AAH : 12

50 1 0
                                    

Selamat malam kalian...

Jangan lupa bintangnya ya kak...

****

Arya menatap jenuh ke langit-langi ruang inap nya, fikirannya terus berkelana kemana-mana, terutama kapan dia akan pulang dari tempat berbau obat ini, dia sudah sangat bosan di ruangan ini.

Ruangan yang tadi nya rame, sekarang berubah menjadi sepi. Anak Bontrax yang tadi menemani Arya pamit mencari makan di luar, dan inti pengurus Bontrax akan datang nanti malam.

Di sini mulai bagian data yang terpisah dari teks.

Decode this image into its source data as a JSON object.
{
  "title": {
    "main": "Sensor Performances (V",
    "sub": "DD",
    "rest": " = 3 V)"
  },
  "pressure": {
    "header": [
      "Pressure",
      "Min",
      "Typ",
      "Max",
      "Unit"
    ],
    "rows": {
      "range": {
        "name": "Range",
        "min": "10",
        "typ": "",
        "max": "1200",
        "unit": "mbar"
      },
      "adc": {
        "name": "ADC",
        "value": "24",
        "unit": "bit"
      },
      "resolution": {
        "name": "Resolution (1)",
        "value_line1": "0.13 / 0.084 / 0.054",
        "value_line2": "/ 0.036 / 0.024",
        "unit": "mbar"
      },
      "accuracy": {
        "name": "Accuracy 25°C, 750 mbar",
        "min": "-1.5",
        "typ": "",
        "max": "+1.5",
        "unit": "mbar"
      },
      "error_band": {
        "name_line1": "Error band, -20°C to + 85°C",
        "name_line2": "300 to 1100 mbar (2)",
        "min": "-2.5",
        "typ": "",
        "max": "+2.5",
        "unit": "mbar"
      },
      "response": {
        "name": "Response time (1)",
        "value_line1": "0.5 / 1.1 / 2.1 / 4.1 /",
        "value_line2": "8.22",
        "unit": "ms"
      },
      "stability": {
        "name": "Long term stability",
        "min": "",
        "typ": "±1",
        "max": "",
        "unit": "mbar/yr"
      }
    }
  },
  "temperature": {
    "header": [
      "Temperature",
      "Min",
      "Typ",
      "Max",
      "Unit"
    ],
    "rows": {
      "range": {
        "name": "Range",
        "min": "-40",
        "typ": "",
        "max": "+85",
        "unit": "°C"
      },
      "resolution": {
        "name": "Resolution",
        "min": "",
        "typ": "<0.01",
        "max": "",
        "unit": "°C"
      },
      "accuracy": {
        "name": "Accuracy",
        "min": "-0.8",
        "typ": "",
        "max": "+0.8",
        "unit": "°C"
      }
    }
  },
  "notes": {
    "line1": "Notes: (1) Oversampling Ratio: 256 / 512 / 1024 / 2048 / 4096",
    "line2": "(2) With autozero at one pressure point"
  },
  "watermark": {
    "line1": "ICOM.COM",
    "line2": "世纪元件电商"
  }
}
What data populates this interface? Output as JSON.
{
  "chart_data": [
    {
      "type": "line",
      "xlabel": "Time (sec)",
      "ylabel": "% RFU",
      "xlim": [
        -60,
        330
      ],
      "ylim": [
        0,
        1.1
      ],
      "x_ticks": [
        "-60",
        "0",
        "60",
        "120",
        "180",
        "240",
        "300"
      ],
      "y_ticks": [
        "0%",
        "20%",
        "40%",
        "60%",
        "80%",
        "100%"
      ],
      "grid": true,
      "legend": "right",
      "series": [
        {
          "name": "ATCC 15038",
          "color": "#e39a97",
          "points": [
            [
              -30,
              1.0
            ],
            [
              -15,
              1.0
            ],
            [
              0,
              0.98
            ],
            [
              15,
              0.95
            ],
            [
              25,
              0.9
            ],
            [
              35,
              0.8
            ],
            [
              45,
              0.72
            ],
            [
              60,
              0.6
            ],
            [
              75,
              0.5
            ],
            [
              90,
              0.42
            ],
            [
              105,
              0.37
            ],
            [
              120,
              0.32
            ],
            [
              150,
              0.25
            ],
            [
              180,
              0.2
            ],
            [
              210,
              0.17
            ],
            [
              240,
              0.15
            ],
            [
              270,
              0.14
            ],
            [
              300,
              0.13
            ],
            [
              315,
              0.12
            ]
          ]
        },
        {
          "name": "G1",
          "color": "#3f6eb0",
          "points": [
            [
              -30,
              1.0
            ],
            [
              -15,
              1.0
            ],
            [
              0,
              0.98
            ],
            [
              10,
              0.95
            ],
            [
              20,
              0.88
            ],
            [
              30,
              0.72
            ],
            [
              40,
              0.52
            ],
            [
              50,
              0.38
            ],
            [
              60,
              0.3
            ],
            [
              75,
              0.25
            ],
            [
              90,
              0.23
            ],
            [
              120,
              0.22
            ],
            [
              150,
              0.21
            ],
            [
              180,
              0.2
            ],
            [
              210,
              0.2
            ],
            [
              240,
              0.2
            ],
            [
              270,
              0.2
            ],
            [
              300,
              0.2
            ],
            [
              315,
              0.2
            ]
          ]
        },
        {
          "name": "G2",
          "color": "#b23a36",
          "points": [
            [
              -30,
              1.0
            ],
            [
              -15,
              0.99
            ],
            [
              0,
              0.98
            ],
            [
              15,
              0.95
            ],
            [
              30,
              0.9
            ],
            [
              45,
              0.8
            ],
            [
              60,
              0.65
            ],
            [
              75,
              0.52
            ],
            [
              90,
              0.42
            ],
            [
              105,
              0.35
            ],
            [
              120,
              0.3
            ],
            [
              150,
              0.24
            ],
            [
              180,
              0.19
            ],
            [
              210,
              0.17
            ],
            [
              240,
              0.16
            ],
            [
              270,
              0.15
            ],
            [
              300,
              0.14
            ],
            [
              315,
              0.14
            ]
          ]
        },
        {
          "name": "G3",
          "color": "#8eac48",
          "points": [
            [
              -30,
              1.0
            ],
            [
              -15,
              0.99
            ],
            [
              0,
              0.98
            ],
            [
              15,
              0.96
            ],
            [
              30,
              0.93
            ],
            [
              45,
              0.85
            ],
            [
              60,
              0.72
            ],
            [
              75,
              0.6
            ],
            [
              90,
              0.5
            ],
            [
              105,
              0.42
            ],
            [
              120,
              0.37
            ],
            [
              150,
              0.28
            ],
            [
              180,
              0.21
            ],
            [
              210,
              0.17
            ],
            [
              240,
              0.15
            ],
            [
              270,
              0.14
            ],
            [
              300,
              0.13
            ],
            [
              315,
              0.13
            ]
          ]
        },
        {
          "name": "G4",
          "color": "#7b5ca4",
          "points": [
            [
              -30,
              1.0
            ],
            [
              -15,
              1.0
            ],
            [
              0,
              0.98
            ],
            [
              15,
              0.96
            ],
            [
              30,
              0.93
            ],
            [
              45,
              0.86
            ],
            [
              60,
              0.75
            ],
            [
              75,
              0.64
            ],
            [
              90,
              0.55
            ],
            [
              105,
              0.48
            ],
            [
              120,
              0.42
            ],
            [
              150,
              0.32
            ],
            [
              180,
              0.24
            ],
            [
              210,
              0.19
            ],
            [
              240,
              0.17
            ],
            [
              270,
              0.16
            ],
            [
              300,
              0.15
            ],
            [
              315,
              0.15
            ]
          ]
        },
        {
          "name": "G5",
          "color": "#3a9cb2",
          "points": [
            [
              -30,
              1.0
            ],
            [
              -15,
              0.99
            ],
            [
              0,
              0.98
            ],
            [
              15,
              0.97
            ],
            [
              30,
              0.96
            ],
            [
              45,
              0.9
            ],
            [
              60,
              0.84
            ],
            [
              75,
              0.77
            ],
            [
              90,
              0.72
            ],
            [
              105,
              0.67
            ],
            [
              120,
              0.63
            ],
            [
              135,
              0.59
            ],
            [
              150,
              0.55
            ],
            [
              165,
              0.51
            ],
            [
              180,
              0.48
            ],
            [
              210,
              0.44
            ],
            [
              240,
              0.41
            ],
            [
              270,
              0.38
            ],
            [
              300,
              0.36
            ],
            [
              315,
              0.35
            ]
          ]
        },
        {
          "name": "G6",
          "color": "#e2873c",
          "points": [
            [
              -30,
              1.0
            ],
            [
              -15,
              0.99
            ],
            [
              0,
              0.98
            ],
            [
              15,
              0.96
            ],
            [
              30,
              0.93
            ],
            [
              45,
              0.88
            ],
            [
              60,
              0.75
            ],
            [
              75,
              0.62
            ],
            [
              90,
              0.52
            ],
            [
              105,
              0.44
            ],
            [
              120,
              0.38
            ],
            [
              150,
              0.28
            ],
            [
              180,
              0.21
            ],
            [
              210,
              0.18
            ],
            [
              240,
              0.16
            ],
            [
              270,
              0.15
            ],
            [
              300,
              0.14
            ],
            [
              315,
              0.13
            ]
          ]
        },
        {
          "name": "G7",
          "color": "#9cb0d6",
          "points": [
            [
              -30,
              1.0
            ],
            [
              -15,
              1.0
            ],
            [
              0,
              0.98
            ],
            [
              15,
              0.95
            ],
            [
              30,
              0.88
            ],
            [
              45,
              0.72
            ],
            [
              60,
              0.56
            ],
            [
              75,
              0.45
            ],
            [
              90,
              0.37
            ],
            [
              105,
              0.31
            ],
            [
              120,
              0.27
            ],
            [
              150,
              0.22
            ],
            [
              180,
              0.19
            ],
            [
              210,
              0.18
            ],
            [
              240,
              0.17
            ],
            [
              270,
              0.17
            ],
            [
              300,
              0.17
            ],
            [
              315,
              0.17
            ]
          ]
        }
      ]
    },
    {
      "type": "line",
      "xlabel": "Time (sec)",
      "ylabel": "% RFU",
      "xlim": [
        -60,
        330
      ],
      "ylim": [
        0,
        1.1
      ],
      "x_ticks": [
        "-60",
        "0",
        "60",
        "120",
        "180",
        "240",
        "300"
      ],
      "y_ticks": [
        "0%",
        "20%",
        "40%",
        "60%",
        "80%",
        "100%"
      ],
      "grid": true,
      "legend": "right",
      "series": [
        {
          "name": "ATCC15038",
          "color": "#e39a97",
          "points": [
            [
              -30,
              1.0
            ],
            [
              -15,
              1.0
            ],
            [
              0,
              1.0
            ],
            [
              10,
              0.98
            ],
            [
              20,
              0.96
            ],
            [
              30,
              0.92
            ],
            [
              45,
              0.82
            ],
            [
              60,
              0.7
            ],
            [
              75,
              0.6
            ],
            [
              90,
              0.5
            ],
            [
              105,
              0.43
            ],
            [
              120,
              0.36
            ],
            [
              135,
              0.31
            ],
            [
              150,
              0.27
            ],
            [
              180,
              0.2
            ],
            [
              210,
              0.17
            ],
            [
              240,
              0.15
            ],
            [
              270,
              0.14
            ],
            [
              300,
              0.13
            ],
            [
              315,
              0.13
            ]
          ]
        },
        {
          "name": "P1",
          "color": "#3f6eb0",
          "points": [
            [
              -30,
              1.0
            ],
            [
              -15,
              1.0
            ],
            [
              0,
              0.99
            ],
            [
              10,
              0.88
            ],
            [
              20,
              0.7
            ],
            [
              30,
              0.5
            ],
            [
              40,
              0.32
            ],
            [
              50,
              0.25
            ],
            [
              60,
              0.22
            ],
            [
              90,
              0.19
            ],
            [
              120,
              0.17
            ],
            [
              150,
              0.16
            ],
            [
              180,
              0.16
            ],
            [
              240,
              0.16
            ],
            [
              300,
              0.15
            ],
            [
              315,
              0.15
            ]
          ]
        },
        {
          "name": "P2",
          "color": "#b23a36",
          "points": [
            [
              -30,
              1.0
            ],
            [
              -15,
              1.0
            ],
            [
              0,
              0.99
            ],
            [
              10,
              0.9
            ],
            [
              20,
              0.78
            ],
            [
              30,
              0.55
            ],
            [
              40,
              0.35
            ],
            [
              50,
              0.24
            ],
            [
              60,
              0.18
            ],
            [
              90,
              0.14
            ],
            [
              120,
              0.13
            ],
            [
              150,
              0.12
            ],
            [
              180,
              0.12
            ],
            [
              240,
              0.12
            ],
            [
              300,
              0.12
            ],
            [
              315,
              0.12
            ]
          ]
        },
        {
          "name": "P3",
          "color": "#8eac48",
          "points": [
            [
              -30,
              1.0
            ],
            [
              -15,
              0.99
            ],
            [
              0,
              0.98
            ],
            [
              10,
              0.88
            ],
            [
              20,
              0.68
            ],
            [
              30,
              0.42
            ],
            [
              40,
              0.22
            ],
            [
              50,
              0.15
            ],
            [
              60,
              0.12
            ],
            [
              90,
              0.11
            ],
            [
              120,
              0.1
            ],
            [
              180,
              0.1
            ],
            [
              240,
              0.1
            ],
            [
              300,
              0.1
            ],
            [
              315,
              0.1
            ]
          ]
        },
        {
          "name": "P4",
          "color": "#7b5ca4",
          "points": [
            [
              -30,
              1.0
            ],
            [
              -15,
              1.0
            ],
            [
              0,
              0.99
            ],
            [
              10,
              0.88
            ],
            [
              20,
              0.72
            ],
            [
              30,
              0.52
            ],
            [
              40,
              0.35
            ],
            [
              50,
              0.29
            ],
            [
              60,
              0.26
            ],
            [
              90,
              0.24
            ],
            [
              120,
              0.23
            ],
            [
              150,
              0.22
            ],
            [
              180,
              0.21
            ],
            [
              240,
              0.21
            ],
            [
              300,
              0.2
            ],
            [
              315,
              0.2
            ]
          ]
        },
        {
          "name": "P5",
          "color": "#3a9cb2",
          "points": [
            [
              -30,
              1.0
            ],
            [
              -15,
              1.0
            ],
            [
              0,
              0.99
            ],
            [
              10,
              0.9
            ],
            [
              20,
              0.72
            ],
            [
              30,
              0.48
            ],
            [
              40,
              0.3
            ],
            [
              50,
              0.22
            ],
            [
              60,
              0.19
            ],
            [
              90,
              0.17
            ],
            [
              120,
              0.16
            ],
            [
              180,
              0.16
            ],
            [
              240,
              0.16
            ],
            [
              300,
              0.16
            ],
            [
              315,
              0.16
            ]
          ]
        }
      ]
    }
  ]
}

Arya menghela nafas panjang, rasanya dia sudah sangat merindukan kasur empuk serta guling di rumahnya. Sudah empat hari dia berada di ruangan serba putih ini, namun sama sekali belum ada tanda-tanda dia boleh pulang.

Di tengah lamunannya, pintu ruangannya terbuka, membuat tatapan Arya menujuk ke arah pintu masuk. Di kira nya anak Bontrax sudah kembali, tetapi saat melihat orang itu, tatapan Arya seketika terpaku.

Bagaimana itu bisa terjadi? Katakan padanya jika itu hanyalah sebuah mimpinya saja.

Gadis berambut psebahu dengan bandananya berjalan menghampiri brankar Arya.

“Hai,” sapa Dina pertama kali ketika gadis itu berada di samping Arya. Dia melepas maskernya, menunjukkan seluruh wajah cantiknya.

“Apa kabar, Ar?” tanya nya, dia melempar senyum ramah.

“Ini beneran lo, Din?” seperti pertanyaan konyol memang, tetapi itu reflek keluar ksaat dalam keadaan grogi.

“Pertanyaannya konyol banget,” jawab Dina seraya terkekeh pelan.

Lagi-lagi Arya terpaku melihat perempuan berbanda di depannya, bisakah Arya tidak bangun jika ini hanya sebuah mimpi? Sudah berapa lama dia tidak melihat senyum perempuan di depannya?

“Jangan keseringan melamun Ar, nanti lo jadi keserupan,” kata Dina ketika kembali mendapati Arya melamun.

Arya tersadar, berdeham untuk mengurangi rasa groginya.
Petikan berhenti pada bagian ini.